Nach ihrer offiziellen Kür zur Kanzlerkandidatin der Grünen hat Annalena Baerbock über eigene Fehler der vergangenen Wochen gesprochen – und die »volle Solidarität« seitens ihrer Partei gewürdigt. »Vielen Dank für diesen Rückenwind«, sagte die 40-Jährige in ihrer Rede auf dem digitalen Parteitag der Grünen, »gerade nach dem Gegenwind der letzten Wochen. Wo vor allen Dingen ich Fehler gemacht habe, über die ich mich tierisch geärgert habe.«

Kurz vorher hatte die Parteichefin ein fulminantes Abstimmungsergebnis eingefahren. In einer einzigen Abstimmung unterstützten 678 von 688 Online-Delegierten am Samstag die Kandidatin und das Duo aus den beiden Parteichefs Baerbock und Robert Habeck als Wahlkampfteam. Damit erhielten beide 98,5 Prozent der Stimmen.

Die Entscheidung, über die Kanzlerkandidatur und das Spitzenduo beim Parteitag im Paket abzustimmen, war schon Mitte April gefallen. Zeitgleich hatte der Parteivorstand Baerbock als Kanzlerkandidatin nominiert. In den Wochen danach legten Baerbock selbst und auch die grüne Partei eine Art Höhenflug hin und überflügelten in Umfragen zwischenzeitlich sogar die Union. Zuletzt jedoch brachen auch Baerbocks persönliche Werte stark ein.

Die Grünen-Politikerin hatte mehrfach Fehler einräumen müssen.

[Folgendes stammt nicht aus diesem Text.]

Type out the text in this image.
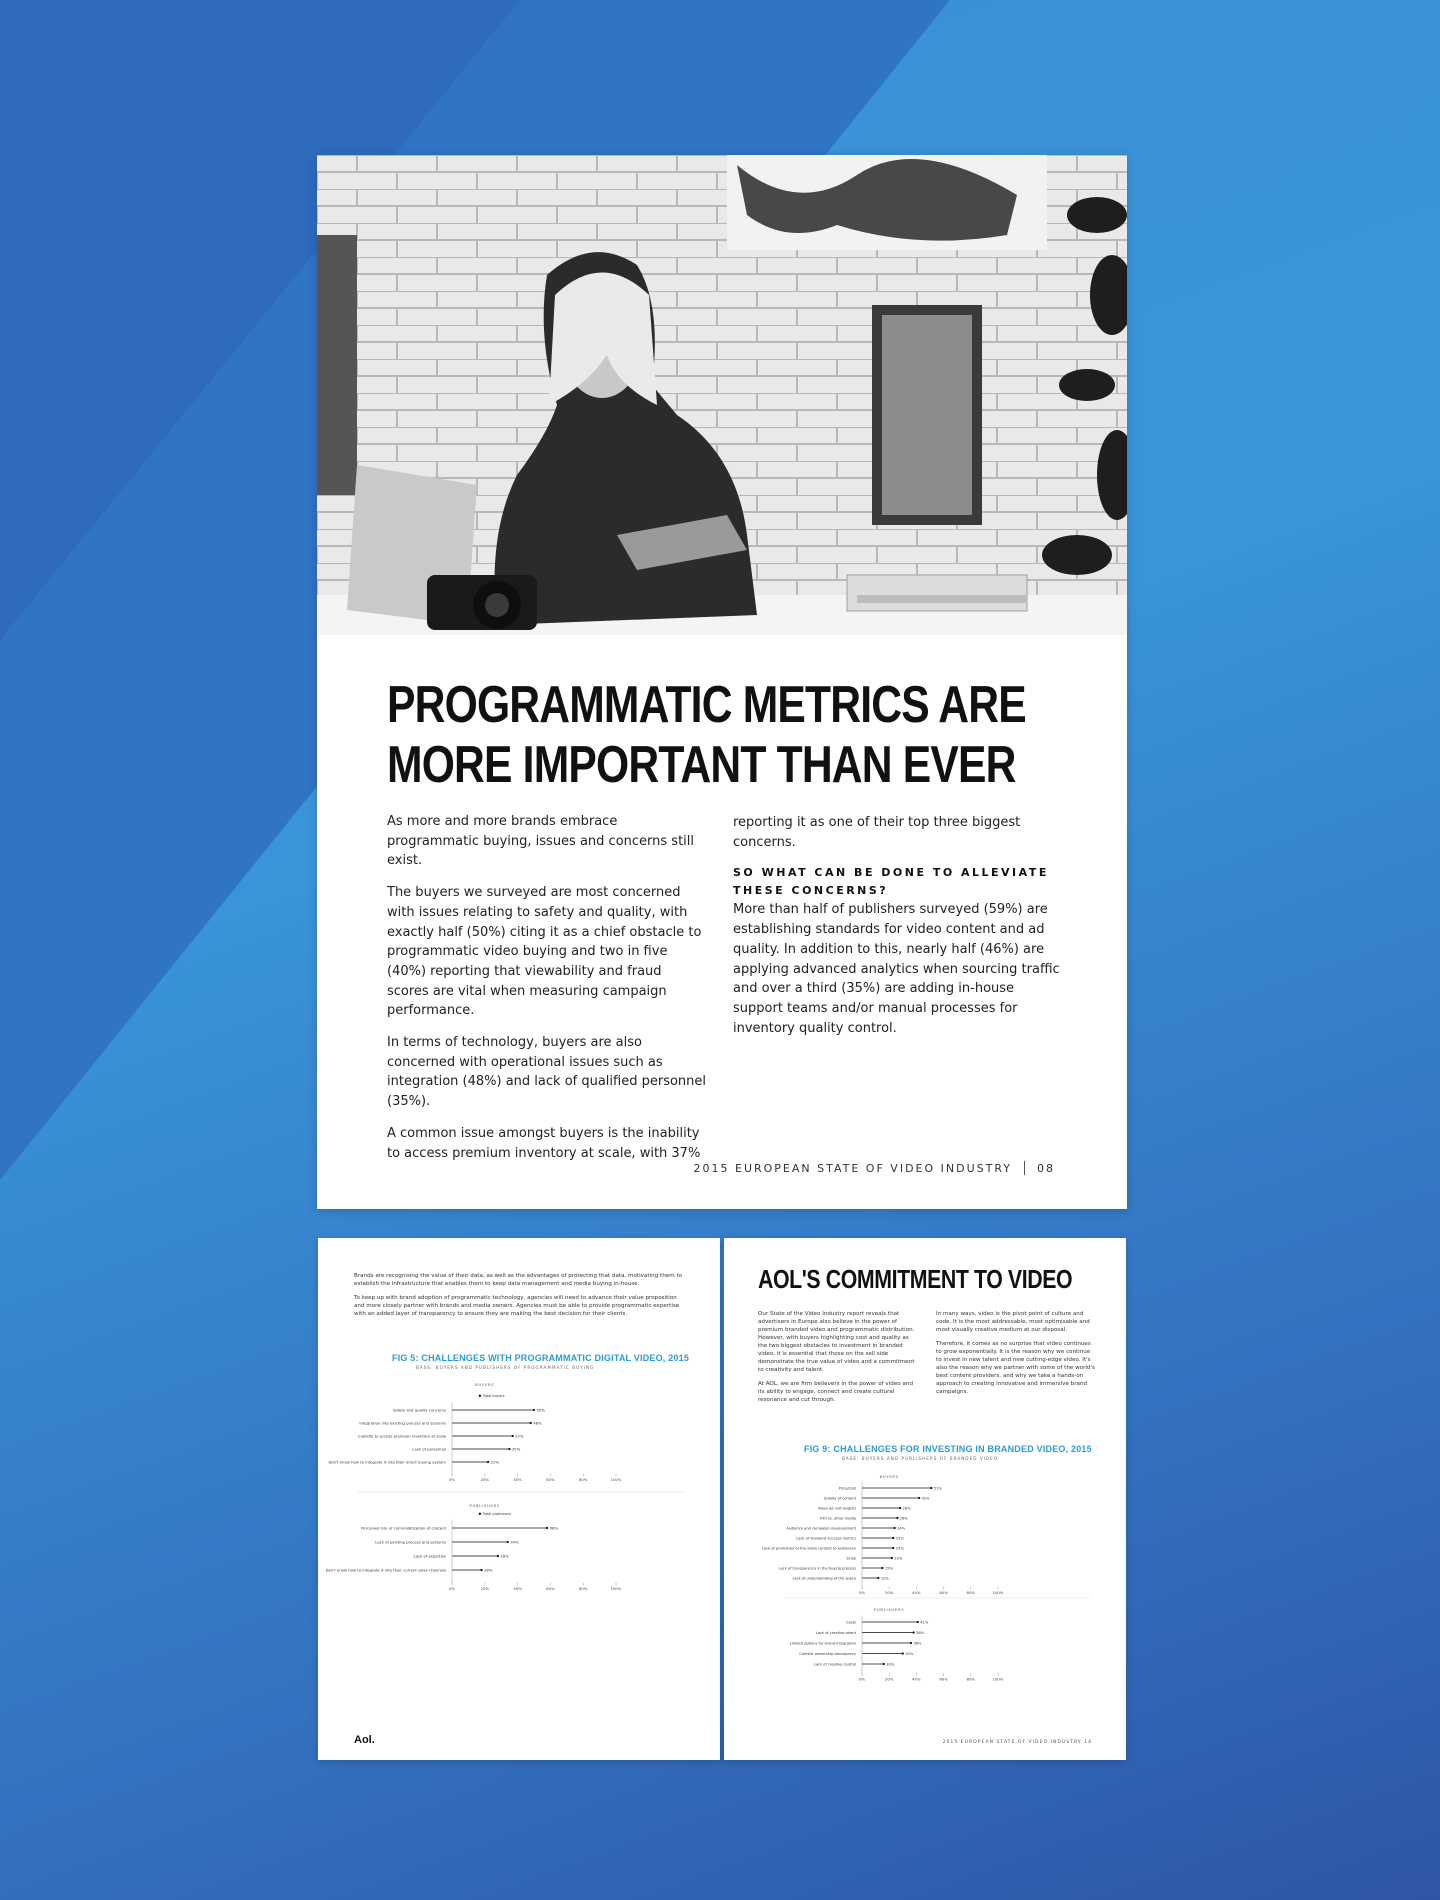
PROGRAMMATIC METRICS ARE
MORE IMPORTANT THAN EVER

As more and more brands embrace programmatic buying, issues and concerns still exist.

The buyers we surveyed are most concerned with issues relating to safety and quality, with exactly half (50%) citing it as a chief obstacle to programmatic video buying and two in five (40%) reporting that viewability and fraud scores are vital when measuring campaign performance.

In terms of technology, buyers are also concerned with operational issues such as integration (48%) and lack of qualified personnel (35%).

A common issue amongst buyers is the inability to access premium inventory at scale, with 37%

reporting it as one of their top three biggest concerns.

SO WHAT CAN BE DONE TO ALLEVIATE THESE CONCERNS?

More than half of publishers surveyed (59%) are establishing standards for video content and ad quality. In addition to this, nearly half (46%) are applying advanced analytics when sourcing traffic and over a third (35%) are adding in-house support teams and/or manual processes for inventory quality control.

2015 EUROPEAN STATE OF VIDEO INDUSTRY 08

Brands are recognising the value of their data, as well as the advantages of protecting that data, motivating them to establish the infrastructure that enables them to keep data management and media buying in-house.

To keep up with brand adoption of programmatic technology, agencies will need to advance their value proposition and more closely partner with brands and media owners. Agencies must be able to provide programmatic expertise with an added layer of transparency to ensure they are making the best decision for their clients.

FIG 5: CHALLENGES WITH PROGRAMMATIC DIGITAL VIDEO, 2015
BASE: BUYERS AND PUBLISHERS OF PROGRAMMATIC BUYING
BUYERS
Total buyers
Safety and quality concerns	50%
Integration into existing process and systems	48%
Inability to access premium inventory at scale	37%
Lack of personnel	35%
Don't know how to integrate it into their direct buying system	22%
0%	20%	40%	60%	80%	100%
PUBLISHERS
Total publishers
Perceived risk of commoditization of content	58%
Lack of existing process and systems	34%
Lack of expertise	28%
Don't know how to integrate it into their current sales channels	18%
0%	20%	40%	60%	80%	100%
Aol.
AOL'S COMMITMENT TO VIDEO

Our State of the Video Industry report reveals that advertisers in Europe also believe in the power of premium branded video and programmatic distribution. However, with buyers highlighting cost and quality as the two biggest obstacles to investment in branded video, it is essential that those on the sell side demonstrate the true value of video and a commitment to creativity and talent.

At AOL, we are firm believers in the power of video and its ability to engage, connect and create cultural resonance and cut through.

In many ways, video is the pivot point of culture and code. It is the most addressable, most optimisable and most visually creative medium at our disposal.

Therefore, it comes as no surprise that video continues to grow exponentially. It is the reason why we continue to invest in new talent and new cutting-edge video. It's also the reason why we partner with some of the world's best content providers, and why we take a hands-on approach to creating innovative and immersive brand campaigns.

FIG 9: CHALLENGES FOR INVESTING IN BRANDED VIDEO, 2015
BASE: BUYERS AND PUBLISHERS OF BRANDED VIDEO
BUYERS
Price/cost	51%
Quality of content	42%
Video ad unit lengths	28%
ROI vs. other media	26%
Audience and campaign measurement	24%
Lack of standard success metrics	23%
Lack of promotion of the video content to audiences	23%
Scale	22%
Lack of transparency in the buying process	15%
Lack of understanding of the space	12%
0%	20%	40%	60%	80%	100%
PUBLISHERS
Costs	41%
Lack of creative talent	38%
Limited options for brand integration	36%
Content ownership discrepancy	30%
Lack of creative control	16%
0%	20%	40%	60%	80%	100%
2015 EUROPEAN STATE OF VIDEO INDUSTRY 14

Zuerst wurde bekannt, dass sie Sonderzahlungen an den Bundestag nachmeldete. Dann mussten irreführende Angaben in ihrem Lebenslauf korrigiert werden. Baerbock wurde danach heftig angegriffen. Ihre Glaubwürdigkeit  sei gefährdet, monierten Kritiker.

»Erstmals seit Jahrzehnten liegt echter Wechsel in der Luft«

In ihrer Parteitagsrede gab sich Baerbock nun ihrerseits kämpferisch – und übte harsche Kritik an der amtierenden Bundesregierung: »In den letzten Jahren ist die Regierungspolitik in Deutschland wie auf Autopilot gefahren«, sagte sie. Politik sei das gewesen, was machbar erschien. Sie mahnte grundlegende Änderungen und Reformen an. Es dürfe jetzt keine Ausreden mehr geben, sagte die Parteichefin, auch »kein Wegducken, kein Durchwursteln«. Veränderung schaffe Halt.

»Wir kämpfen für einen neuen Aufbruch«, betonte die 40-Jährige. »Für uns handelt Politik vor allem davon, was wir möglich machen.« Der Wahlkampf sei ein Duell mit der Union. »Erstmals seit Jahrzehnten liegt echter Wechsel in der Luft«, so Baerbock zum Abschluss ihrer rund 40-minütigen Rede. »Jetzt ist der Moment, unser Land zu erneuern. Und alles ist drin.«

Die Grünen treten das erste Mal mit einer eigenen Kanzlerkandidatin bei der Bundestagswahl an. Um am Ende tatsächlich eine Chance auf das Amt der Regierungschefin zu erhalten, sind sie auf Zustimmung auch außerhalb ihrer Kernwählerschaft angewiesen. So versuchte Baerbock in ihrer Rede ausdrücklich, Menschen außerhalb der eigenen »Blase« zu gewinnen.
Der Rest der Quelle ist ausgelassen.